Жозиана заметила их и приветствовала широкой улыбкой счастливой женщины.
Все было в порядке. Мальчик, переодетый в обычного малыша, грыз печенье, пуская слюнки, последний розовый луч солнца озарял черепичные крыши, его щечки раскраснелись от свежего воздуха, они шли домой, там она наполнит для Младшенького ванну, погрузит в воду локоть, чтобы проверить, какая температура, намылит его тельце овсяным мылом для чувствительной кожи, они будут болтать и смеяться, и он замурлыкает от счастья, когда она завернет его в теплое махровое полотенце, зачмокает губами, показывая, как целует мамочку, о, как прекрасна жизнь, как прекрасна…
— Привет всем! — воскликнула она, поставив коляску на тормоз. — Каким ветром вас сюда принесло?
— Зловонным дыханием Парижа, — объяснил Гэри. — Гортензия ищет идею, облизывая стены парижских домов, а я хожу с ней за компанию. Ну, я еще пытаюсь…
— Что же за идею ты ищешь, красавица моя? — спросила Жозиана, заметив мрачную физиономию Гортензии.
— Она ищет идею своего проекта. И не находит. И зла на весь мир, предупреждаю…
Гортензия отвернулась, чтобы не отвечать.
— Где же ты ищешь идею? В кронах каштанов? На террасах кафе?
Гортензия пожала плечами.
— Нет! — объяснил Гэри. — Она думает, что идея выскочит готовенькая из камня зданий. Ощупывает камни, гладит их, рисует, учит наизусть. Глупость, конечно, но что поделаешь!
— Вот как! — удивленно воскликнула Жозиана. — Идея, выходящая из камня… Я не совсем понимаю, но, может, это оттого, что я не большого ума…
«До чего тупая баба! — подумала Гортензия. — А как разряжена! Сплошная безвкусица. Мещанка, домохозяйка, которая читает всякие сюси-пуси типа любовных романов и одевается в магазинах для толстух».

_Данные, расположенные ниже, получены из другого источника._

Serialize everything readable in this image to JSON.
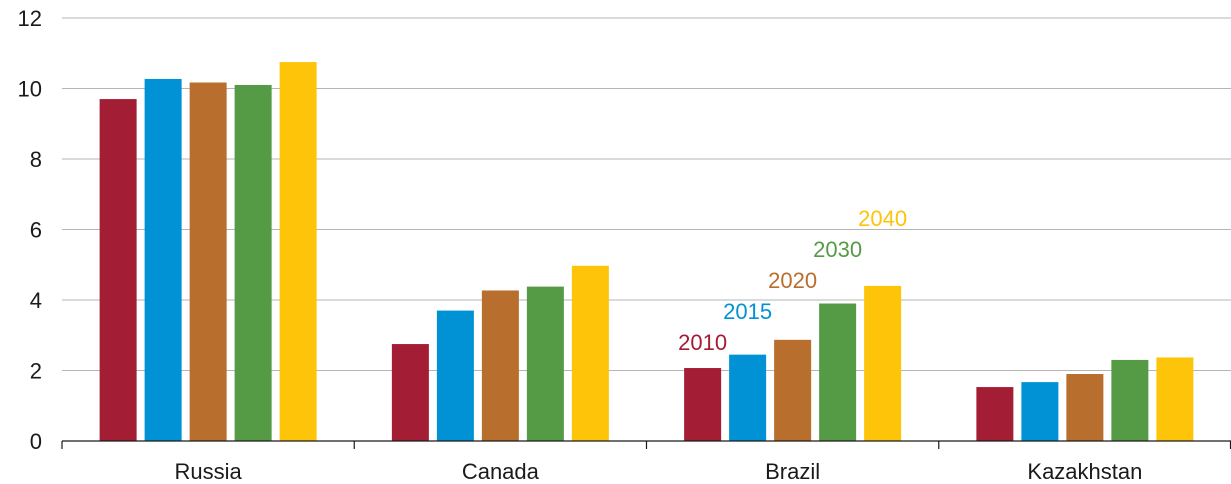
{
  "chart_data": {
    "type": "bar",
    "title": "",
    "xlabel": "",
    "ylabel": "",
    "categories": [
      "Russia",
      "Canada",
      "Brazil",
      "Kazakhstan"
    ],
    "ylim": [
      0,
      12
    ],
    "yticks": [
      0,
      2,
      4,
      6,
      8,
      10,
      12
    ],
    "grid": true,
    "series": [
      {
        "name": "2010",
        "color": "#a31d34",
        "values": [
          9.7,
          2.75,
          2.07,
          1.53
        ]
      },
      {
        "name": "2015",
        "color": "#0092d5",
        "values": [
          10.27,
          3.7,
          2.45,
          1.67
        ]
      },
      {
        "name": "2020",
        "color": "#b86e2c",
        "values": [
          10.17,
          4.27,
          2.87,
          1.9
        ]
      },
      {
        "name": "2030",
        "color": "#559b45",
        "values": [
          10.1,
          4.38,
          3.9,
          2.3
        ]
      },
      {
        "name": "2040",
        "color": "#fdc40a",
        "values": [
          10.75,
          4.97,
          4.4,
          2.37
        ]
      }
    ],
    "series_labels_on_category": "Brazil"
  }
}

И тут Младшенький оставил свое обмусоленное печенье и объявил:
— Гортензия права. Эти здания великолепны. И они вдохновляют. Я каждый раз смотрю на них, когда мы идем в парк, и они не надоедают. Они так похожи и такие разные…
Гортензия подняла голову и в упор взглянула на рыжего стручка.
— Скажите, пожалуйста, Карлик-то развивается на глазах! Когда мы были у вас на Рождество, он так не разговаривал…
— Да, я изображал младенца, чтобы сделать приятное матери! — объяснил Младшенький. — Она прямо светится от счастья, когда я лепечу всякий детский бред, а поскольку люблю ее больше всех на свете, я стараюсь изображать перед всеми дебила…
— Ну и ну, — зачарованно пропела Гортензия, не сводя глаз с малыша. — И много ты знаешь слов, которые от нас скрываешь?
— Великое множество, моя милая дама, — провозгласил Младшенький, заливаясь смехом. — Например, я могу объяснить, почему тебе нравятся эти здания из золотистого камня. Попроси меня ласково, и я скажу…
Гортензия попросила, ей было страшно интересно, что собирается сообщить ей Карлик.